A popular waterfront bar and restaurant in Belfast is looking to complete a major renovation over the next year that would, in part, help protect it against coastal floods that have repeatedly affected it in recent years.
The owners of Three Tides, which is affiliated with the neighboring Marshall Wharf Brewing Co., are looking to tear down its current building at 2 Pinchey Ln. and reconstruct it on the same foundation.
The city’s planning board unanimously approved the proposal at a meeting Wednesday night, with no one commenting on it during a public hearing. It will now go to the city council for final approval.
If the project is approved, the owners of Three Tides, Daniel Waldron and Kathleen Dunckel, hope to start it in the spring and complete it by late next fall or early in the winter of 2026. However, its beer garden would remain open during construction, Waldron said.
The business is currently closed for renovations, according to its website.

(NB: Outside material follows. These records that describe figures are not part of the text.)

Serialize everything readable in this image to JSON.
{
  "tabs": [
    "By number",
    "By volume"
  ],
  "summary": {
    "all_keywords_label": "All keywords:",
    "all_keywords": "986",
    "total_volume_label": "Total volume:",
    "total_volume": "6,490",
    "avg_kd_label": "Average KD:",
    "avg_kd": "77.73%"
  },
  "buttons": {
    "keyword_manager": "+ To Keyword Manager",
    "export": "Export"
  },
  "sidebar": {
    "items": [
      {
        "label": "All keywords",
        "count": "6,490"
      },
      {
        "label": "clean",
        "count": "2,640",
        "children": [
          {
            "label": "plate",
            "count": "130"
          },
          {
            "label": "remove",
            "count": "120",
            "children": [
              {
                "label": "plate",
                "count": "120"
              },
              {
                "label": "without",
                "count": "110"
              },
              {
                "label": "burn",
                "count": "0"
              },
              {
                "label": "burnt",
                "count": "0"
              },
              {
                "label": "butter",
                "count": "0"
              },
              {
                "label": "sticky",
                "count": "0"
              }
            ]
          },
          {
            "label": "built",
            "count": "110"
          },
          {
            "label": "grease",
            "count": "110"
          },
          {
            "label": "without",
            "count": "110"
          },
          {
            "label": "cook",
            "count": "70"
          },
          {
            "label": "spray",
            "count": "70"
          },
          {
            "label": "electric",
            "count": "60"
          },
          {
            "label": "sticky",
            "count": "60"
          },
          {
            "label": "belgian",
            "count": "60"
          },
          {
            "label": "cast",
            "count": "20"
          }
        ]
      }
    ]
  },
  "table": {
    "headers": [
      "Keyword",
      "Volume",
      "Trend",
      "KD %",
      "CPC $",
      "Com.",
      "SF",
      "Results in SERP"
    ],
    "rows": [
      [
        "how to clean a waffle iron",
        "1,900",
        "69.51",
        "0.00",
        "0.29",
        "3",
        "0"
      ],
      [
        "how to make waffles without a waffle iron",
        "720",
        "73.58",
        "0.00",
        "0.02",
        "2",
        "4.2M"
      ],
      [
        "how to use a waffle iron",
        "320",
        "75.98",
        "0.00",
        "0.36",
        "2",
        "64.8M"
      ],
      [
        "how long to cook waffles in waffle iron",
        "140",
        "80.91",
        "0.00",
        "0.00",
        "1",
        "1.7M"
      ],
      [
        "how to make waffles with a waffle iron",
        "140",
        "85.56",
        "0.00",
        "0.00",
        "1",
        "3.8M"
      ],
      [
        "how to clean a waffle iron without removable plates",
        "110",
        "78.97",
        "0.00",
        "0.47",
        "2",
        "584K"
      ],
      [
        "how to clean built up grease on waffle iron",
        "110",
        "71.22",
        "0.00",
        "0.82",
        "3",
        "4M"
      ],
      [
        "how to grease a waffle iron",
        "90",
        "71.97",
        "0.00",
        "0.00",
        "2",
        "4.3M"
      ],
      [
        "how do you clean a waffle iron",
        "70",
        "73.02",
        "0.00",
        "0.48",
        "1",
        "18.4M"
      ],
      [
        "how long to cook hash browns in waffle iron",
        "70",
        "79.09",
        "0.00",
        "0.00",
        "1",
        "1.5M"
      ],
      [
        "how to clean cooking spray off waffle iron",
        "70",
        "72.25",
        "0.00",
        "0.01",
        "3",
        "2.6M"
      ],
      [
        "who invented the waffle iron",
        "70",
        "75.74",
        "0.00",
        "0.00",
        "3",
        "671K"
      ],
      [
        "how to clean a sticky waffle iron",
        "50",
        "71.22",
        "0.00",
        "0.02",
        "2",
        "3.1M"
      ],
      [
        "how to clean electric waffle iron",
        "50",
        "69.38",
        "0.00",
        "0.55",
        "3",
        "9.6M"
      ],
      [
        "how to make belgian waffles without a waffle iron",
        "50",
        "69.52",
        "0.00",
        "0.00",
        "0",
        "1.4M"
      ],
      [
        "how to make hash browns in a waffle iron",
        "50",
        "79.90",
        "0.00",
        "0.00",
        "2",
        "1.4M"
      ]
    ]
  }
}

In their application, the owners said the project would accomplish a few things, including tearing out rotted posts and beams at the ground level, replacing its framing to meet current building standards, incorporating pressure-treated lumber into the construction, and bringing the building’s ramps, stairs and handrails up to Americans with Disabilities Act standards.
“The building is just dated. We needed to put in more space for a kitchen, and updates, so we decided to just go the whole way and take the old building down and put up a new one,” said Waldron, who estimated the original structure was built in the 1870s.
Moreover, they aim to raise the building’s first floor by about 30 inches to meet new federal flooding standards.
“We have added a front porch, and one of the biggest changes that we’re asking for this time is we are raising the bar level floor to get it above the FEMA flood plane standard,” said architect Greg Tinder of Whitecap Builders.
“That, as many times as the building has flooded in the last three years, is something we felt like we needed to do,” he said. “This brings it down, as you’re walking down the harborwalk, it puts the building on par with its neighbors in terms of heights and entry and things like that.”
The project is an update of a proposal that the city had first approved in 2020, with about 168 square feet of additional space from that earlier plan. It now requires contract rezoning to go forward.